Take Journey — a game that created the most meaningful multiplayer experience I’ve ever had. Bar none. It is the potential for artistry in games defined. Where were the critiques of its impact on the world? Why weren’t we speaking to those outside of our art form?
The strong lack of willingness to talk to other mediums is surprising, and our loss alone. We desperately need to start using their vocabularies, ones that have quite literally been developed over centuries (canvas, photography, film, music). Or we must simply strive better to develop our own.
As a narrative designer I often get inspiration from going to the theatre, attending a gallery opening, seeing a new band perform, just as much as I do from downloading the latest XBLA title.
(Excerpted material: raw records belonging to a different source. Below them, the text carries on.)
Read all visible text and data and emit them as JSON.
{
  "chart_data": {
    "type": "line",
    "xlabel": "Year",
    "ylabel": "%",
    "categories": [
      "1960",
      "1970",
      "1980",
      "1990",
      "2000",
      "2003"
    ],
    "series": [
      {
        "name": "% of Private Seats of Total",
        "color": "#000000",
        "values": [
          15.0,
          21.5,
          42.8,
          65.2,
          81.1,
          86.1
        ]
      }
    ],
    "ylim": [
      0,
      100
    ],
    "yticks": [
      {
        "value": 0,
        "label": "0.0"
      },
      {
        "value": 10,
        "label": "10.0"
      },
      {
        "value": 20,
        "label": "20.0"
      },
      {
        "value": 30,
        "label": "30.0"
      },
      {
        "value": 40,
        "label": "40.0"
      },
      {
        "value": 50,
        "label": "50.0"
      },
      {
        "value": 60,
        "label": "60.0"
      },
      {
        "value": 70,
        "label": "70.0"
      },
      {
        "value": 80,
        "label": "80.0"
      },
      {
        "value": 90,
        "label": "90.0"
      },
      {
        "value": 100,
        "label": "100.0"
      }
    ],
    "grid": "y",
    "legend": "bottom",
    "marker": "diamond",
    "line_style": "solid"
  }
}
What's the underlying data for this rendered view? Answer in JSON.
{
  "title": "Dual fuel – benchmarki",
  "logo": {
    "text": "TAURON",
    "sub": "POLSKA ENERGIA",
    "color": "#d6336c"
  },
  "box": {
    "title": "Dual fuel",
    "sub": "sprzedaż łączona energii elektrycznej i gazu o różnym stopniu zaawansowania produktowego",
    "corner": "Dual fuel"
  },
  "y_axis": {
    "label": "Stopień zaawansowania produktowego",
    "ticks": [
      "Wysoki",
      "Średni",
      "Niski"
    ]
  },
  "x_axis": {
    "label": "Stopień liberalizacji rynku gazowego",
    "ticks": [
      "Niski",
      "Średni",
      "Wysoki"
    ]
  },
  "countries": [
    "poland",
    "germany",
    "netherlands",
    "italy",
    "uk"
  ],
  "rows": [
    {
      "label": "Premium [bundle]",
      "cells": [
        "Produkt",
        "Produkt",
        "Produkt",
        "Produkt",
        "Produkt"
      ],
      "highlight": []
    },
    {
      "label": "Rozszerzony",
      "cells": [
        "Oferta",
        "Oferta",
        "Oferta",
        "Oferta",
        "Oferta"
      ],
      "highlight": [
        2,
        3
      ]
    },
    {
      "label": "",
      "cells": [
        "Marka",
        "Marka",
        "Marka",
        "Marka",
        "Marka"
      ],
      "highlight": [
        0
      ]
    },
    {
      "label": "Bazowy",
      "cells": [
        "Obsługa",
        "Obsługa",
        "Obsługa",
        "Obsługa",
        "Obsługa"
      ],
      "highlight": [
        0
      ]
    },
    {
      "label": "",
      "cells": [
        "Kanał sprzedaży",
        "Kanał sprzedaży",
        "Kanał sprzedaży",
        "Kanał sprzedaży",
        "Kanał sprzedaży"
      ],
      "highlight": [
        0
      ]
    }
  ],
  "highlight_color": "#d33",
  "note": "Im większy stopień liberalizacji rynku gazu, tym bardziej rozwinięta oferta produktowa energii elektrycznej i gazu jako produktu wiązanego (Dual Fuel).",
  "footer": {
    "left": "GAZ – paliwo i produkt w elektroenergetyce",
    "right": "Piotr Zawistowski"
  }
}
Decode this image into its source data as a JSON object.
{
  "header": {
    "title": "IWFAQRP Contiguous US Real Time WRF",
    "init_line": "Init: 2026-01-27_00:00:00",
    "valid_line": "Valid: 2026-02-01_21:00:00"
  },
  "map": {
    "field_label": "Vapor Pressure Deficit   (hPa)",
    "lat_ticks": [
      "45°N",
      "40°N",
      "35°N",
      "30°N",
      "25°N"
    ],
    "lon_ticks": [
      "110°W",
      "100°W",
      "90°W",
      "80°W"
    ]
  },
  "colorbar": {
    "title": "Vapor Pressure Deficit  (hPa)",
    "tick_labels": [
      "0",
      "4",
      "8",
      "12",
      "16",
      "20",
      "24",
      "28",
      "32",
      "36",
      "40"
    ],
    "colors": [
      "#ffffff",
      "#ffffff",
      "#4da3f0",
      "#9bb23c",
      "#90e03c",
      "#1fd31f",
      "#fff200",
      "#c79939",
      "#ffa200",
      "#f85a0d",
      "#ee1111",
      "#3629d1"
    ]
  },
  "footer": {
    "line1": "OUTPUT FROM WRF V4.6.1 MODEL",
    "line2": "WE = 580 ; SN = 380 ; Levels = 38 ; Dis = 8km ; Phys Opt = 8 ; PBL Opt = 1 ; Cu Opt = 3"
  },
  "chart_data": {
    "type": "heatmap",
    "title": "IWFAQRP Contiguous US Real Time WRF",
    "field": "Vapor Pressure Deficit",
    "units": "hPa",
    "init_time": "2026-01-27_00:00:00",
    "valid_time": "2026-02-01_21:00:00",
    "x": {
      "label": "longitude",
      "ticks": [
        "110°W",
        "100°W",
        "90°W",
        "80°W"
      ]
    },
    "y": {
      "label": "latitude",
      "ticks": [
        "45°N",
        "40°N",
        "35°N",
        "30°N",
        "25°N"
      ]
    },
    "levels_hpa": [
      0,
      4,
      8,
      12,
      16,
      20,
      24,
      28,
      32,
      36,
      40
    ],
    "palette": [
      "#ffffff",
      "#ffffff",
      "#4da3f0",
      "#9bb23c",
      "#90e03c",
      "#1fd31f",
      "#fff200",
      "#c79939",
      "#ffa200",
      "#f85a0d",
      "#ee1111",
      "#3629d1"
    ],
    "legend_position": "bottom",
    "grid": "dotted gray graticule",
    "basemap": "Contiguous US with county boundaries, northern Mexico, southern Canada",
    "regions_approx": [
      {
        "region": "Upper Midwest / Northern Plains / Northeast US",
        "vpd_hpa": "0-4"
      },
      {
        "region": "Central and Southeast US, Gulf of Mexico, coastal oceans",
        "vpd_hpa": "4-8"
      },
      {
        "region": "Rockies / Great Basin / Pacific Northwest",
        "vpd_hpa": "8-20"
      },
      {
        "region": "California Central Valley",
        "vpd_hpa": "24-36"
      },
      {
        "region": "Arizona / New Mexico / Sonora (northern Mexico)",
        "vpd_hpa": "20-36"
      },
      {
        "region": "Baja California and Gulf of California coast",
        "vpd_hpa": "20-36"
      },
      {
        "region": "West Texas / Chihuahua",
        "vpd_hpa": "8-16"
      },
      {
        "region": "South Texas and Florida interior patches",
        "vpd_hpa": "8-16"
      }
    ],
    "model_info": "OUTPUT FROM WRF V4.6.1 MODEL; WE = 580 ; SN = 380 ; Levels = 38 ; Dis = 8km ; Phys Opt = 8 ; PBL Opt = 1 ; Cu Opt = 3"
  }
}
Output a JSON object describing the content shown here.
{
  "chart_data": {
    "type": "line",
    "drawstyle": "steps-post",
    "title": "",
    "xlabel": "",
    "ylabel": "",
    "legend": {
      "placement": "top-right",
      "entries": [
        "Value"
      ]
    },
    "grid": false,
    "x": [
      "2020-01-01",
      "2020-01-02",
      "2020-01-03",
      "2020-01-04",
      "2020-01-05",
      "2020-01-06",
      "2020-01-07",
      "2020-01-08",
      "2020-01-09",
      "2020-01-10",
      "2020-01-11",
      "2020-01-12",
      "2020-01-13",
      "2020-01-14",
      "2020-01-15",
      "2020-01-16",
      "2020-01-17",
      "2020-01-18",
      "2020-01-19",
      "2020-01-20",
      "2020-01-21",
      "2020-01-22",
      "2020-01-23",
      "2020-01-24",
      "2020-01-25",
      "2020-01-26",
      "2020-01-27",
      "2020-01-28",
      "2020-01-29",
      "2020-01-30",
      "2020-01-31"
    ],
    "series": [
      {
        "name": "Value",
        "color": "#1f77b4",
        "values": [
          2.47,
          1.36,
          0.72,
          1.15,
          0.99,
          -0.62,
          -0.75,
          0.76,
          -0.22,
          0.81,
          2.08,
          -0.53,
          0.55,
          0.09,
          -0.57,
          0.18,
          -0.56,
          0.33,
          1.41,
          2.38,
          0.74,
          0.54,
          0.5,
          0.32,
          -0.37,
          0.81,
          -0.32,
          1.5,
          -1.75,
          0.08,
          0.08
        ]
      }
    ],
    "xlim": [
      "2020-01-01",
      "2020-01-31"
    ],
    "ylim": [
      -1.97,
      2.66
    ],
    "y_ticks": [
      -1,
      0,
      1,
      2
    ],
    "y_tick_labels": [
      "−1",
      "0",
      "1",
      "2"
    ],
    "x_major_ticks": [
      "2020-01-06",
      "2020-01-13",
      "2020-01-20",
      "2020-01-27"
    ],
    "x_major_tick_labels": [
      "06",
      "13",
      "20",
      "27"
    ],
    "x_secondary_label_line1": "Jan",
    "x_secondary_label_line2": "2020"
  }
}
We, as devs, need more opportunities to embrace other artists, and see what makes them tick.
But before that can happen, there needs to be a revolution in how we talk about video games. I’m just one game developer. But I know from my own experience that game devs are desperate to be talked to as the artists they are.
Vander Caballero makes a game about his experiences dealing with his father’s alcoholism. He is an auteur in the purest sense.
Hideo Kojima. Auteur.
Ken Levine. Auteur.
Maxime Béland. Auteur.
Patrice Désilets. Auteur.
Jonathan Morin. Auteur.
Tim Schafer. Auteur.
Look at the wiki pages of the games these amazing artists have worked on. Sometimes their names aren’t even listed in the sidebar.
And does all of this mean I think Call of Duty isn’t art? Absolutely not. Who are we to define what art is? What a pointless exercise!
Who am I to judge how someone enjoys the latest Call of Duty or Gran Turismo or Journey or Monkey Island? These games represent an entire team’s worth of art! And it’s beautiful!
Abram Zimmerman, when he was alive, once said to his son, “Isn’t an artist a fellow who paints?”
His son became known to the rest of us as Bob Dylan.
This is our new wave. Let’s embrace it!